The Commerce Commission is issuing proceedings against Telecom, alleging that three loyalty offers made by the company's wholesale unit were in breach of the company's separation undertakings.
"The commission considers that breaches of Telecom’s separation undertakings have the potential to seriously harm competition in telecommunications markets and undermine or deter efficient investment in telecommunications infrastructure," the regulator says in a statement released this morning.
"The Commission has therefore decided to issue proceedings against Telecom in the High Court to seek remedial orders and/or monetary penalties in relation to the loyalty offers."
The Commission’s investigation followed a report from Telecom's Independent Oversight Group’s (IOG), which found that the loyalty offers constituted a breach of the undertakings.
As part of its investigation into this matter, the Commission says it consulted on the meaning of "discrimination" in clause 56 the undertakings. It now intends to provide further guidance on Telecom’s obligation not to discriminate.
The High Court may impose penalties of up to $10 million for each breach and issue orders on any terms and conditions the it thinks appropriate to restrain Telecom or to require the company to undertake specific actions.
Telecom began offering the discounts to wholesale customers in December, on the condition that they had 90 percent of their Auckland business with the company.
The aim appeared to be to dissuade rivals from unbundling its phone exchanges, or buying wholesale products from Vodafone and Orcon which had already done so.
Telecom extended the offer nationwide earlier this year and last month announced more loyalty discounts targeted at wholesalers that kept 90 per cent of business in five North Island centres with Telecom Wholesale.

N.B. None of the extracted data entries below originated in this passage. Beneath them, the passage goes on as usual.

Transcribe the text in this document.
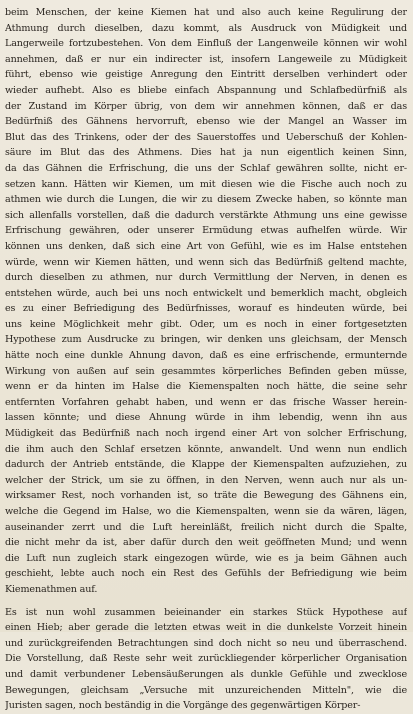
beim Menschen, der keine Kiemen hat und also auch keine Regulirung der
Athmung durch dieselben, dazu kommt, als Ausdruck von Müdigkeit und
Langerweile fortzubestehen. Von dem Einfluß der Langenweile können wir wohl
annehmen, daß er nur ein indirecter ist, insofern Langeweile zu Müdigkeit
führt, ebenso wie geistige Anregung den Eintritt derselben verhindert oder
wieder aufhebt. Also es bliebe einfach Abspannung und Schlafbedürfniß als
der Zustand im Körper übrig, von dem wir annehmen können, daß er das
Bedürfniß des Gähnens hervorruft, ebenso wie der Mangel an Wasser im
Blut das des Trinkens, oder der des Sauerstoffes und Ueberschuß der Kohlen-
säure im Blut das des Athmens. Dies hat ja nun eigentlich keinen Sinn,
da das Gähnen die Erfrischung, die uns der Schlaf gewähren sollte, nicht er-
setzen kann. Hätten wir Kiemen, um mit diesen wie die Fische auch noch zu
athmen wie durch die Lungen, die wir zu diesem Zwecke haben, so könnte man
sich allenfalls vorstellen, daß die dadurch verstärkte Athmung uns eine gewisse
Erfrischung gewähren, oder unserer Ermüdung etwas aufhelfen würde. Wir
können uns denken, daß sich eine Art von Gefühl, wie es im Halse entstehen
würde, wenn wir Kiemen hätten, und wenn sich das Bedürfniß geltend machte,
durch dieselben zu athmen, nur durch Vermittlung der Nerven, in denen es
entstehen würde, auch bei uns noch entwickelt und bemerklich macht, obgleich
es zu einer Befriedigung des Bedürfnisses, worauf es hindeuten würde, bei
uns keine Möglichkeit mehr gibt. Oder, um es noch in einer fortgesetzten
Hypothese zum Ausdrucke zu bringen, wir denken uns gleichsam, der Mensch
hätte noch eine dunkle Ahnung davon, daß es eine erfrischende, ermunternde
Wirkung von außen auf sein gesammtes körperliches Befinden geben müsse,
wenn er da hinten im Halse die Kiemenspalten noch hätte, die seine sehr
entfernten Vorfahren gehabt haben, und wenn er das frische Wasser herein-
lassen könnte; und diese Ahnung würde in ihm lebendig, wenn ihn aus
Müdigkeit das Bedürfniß nach noch irgend einer Art von solcher Erfrischung,
die ihm auch den Schlaf ersetzen könnte, anwandelt. Und wenn nun endlich
dadurch der Antrieb entstände, die Klappe der Kiemenspalten aufzuziehen, zu
welcher der Strick, um sie zu öffnen, in den Nerven, wenn auch nur als un-
wirksamer Rest, noch vorhanden ist, so träte die Bewegung des Gähnens ein,
welche die Gegend im Halse, wo die Kiemenspalten, wenn sie da wären, lägen,
auseinander zerrt und die Luft hereinläßt, freilich nicht durch die Spalte,
die nicht mehr da ist, aber dafür durch den weit geöffneten Mund; und wenn
die Luft nun zugleich stark eingezogen würde, wie es ja beim Gähnen auch
geschieht, lebte auch noch ein Rest des Gefühls der Befriedigung wie beim
Kiemenathmen auf.
Es ist nun wohl zusammen beieinander ein starkes Stück Hypothese auf
einen Hieb; aber gerade die letzten etwas weit in die dunkelste Vorzeit hinein
und zurückgreifenden Betrachtungen sind doch nicht so neu und überraschend.
Die Vorstellung, daß Reste sehr weit zurückliegender körperlicher Organisation
und damit verbundener Lebensäußerungen als dunkle Gefühle und zwecklose
Bewegungen, gleichsam „Versuche mit unzureichenden Mitteln", wie die
Juristen sagen, noch beständig in die Vorgänge des gegenwärtigen Körper-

The latest move appeared designed to forestall a challenge by TelstraClear, which has announced plans to unbundle up to 70 of Telecom's 714 exchanges, targeting provincial centres as well as Auckland.
Telecom chief executive Paul Reynolds told analysts earlier this year that the company was committed to seeing no more than 15 per cent of phone lines unbundled.
He said the wholesale loyalty offers had proved very effective in maintaining its traditional business and margins.